One of the most important pieces of knowledge we teach people whenever we do any kind of GSD (gender and sexual diversity) training anywhere is that being ally is a never-ending process. There's never a time you can let your guard down, and there's never a time you can stop being vigilant in helping to create a better world.
The problem is, most people forget that when it comes to our kids.
Our world has done a much better job in recent years of talking about GSD issues in public and helping kids feel safe enough to come out at younger and younger ages. While we're certainly not where we should be, it's hard to deny we've made progress. And there are many people (usually non-LGBT-identifying allies) who see the progress and lament that they're sad that we still live in a world where people have to come out in the first place.
What they're missing though, is that we're telling our kids from the moment they're born that they're cisgender and straight. Many times, we tell them BEFORE they're born that they're cisgender and straight. We even throw parties to celebrate the fact that we're imposing the idea of being cisgender on them! (In reality, we're throwing a party to celebrate the kind of genitals our kid may be born with, which, when you think about it, makes the idea of it all that much creepier.
We do the same thing with sexual orientation from the moment our kids are born, too. When someone has (what they assume to be is) a son, and they're hanging out with a friend who has (what they assume to be is) a daughter, immediately the conversation turns to the topic of their future wedding. We'll go so far as to dress our children in clothing that forces the idea that they're straight on them and our only response is "oh, how cute!"
So how is it possible that we can be so surprised when our kids have a troubling time when they want to come out to us?
Why are we so quick to tell the 8-year-old that comes out that they can't possibly be gay because they aren't old enough and haven't had the chance to fall in love yet?
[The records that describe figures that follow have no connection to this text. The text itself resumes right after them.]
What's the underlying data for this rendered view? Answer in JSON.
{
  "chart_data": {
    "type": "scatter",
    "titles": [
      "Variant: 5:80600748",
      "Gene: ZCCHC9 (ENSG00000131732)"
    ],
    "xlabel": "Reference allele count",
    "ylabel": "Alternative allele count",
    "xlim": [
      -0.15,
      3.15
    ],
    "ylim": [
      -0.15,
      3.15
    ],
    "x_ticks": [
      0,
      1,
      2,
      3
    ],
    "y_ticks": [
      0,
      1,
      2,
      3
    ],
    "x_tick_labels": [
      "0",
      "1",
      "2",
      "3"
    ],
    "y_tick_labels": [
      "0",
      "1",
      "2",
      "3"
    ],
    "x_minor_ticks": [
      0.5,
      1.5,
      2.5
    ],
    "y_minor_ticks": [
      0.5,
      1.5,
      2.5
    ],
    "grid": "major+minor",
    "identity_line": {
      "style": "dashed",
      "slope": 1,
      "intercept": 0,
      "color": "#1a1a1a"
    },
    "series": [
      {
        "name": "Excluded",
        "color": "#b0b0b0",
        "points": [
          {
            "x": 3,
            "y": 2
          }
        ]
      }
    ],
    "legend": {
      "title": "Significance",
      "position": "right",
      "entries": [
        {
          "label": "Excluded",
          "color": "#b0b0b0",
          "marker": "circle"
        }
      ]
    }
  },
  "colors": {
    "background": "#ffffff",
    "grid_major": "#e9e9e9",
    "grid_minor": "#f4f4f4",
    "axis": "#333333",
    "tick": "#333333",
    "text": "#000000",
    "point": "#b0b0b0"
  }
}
How are we so sure that our 3-year-old who hates dresses is just a tomboy because they're ashamed to be seen wearing a dress? How can we be so sure that we know our children better than they know themselves, and that the only way for them to be who we expect them to be is to follow the lead that we've created for them?
And how can we dare to respond to them that they're entirely too young to know who they have a crush on or how they were actually created when we suggest, as newborns, who their spouses should be and what their role in life is going to be?
If they're not too young for us to impose our ideas on them without their consent, they're certainly not too young for us to actually listen to what they're telling us.
To put it differently: When we tell kids that they're too young to know that they're gay, or bisexual, queer, or transgender, what we're really telling them is that they just haven't tried hard enough yet not to be those things. We're telling them that they have failed at being what and who society - and we - expect them to be, and that we're not ready to accept them because of that.
That's why kids still have to come out.
If we truly want to create a world in which no one has to "come out" anymore, we have to start making sure that our kids know that they really are free to be themselves - and that our only expectations for them are to grow up happy and healthy and to know that they are loved and supported for who they are - and that they are the ultimate authority of who they are.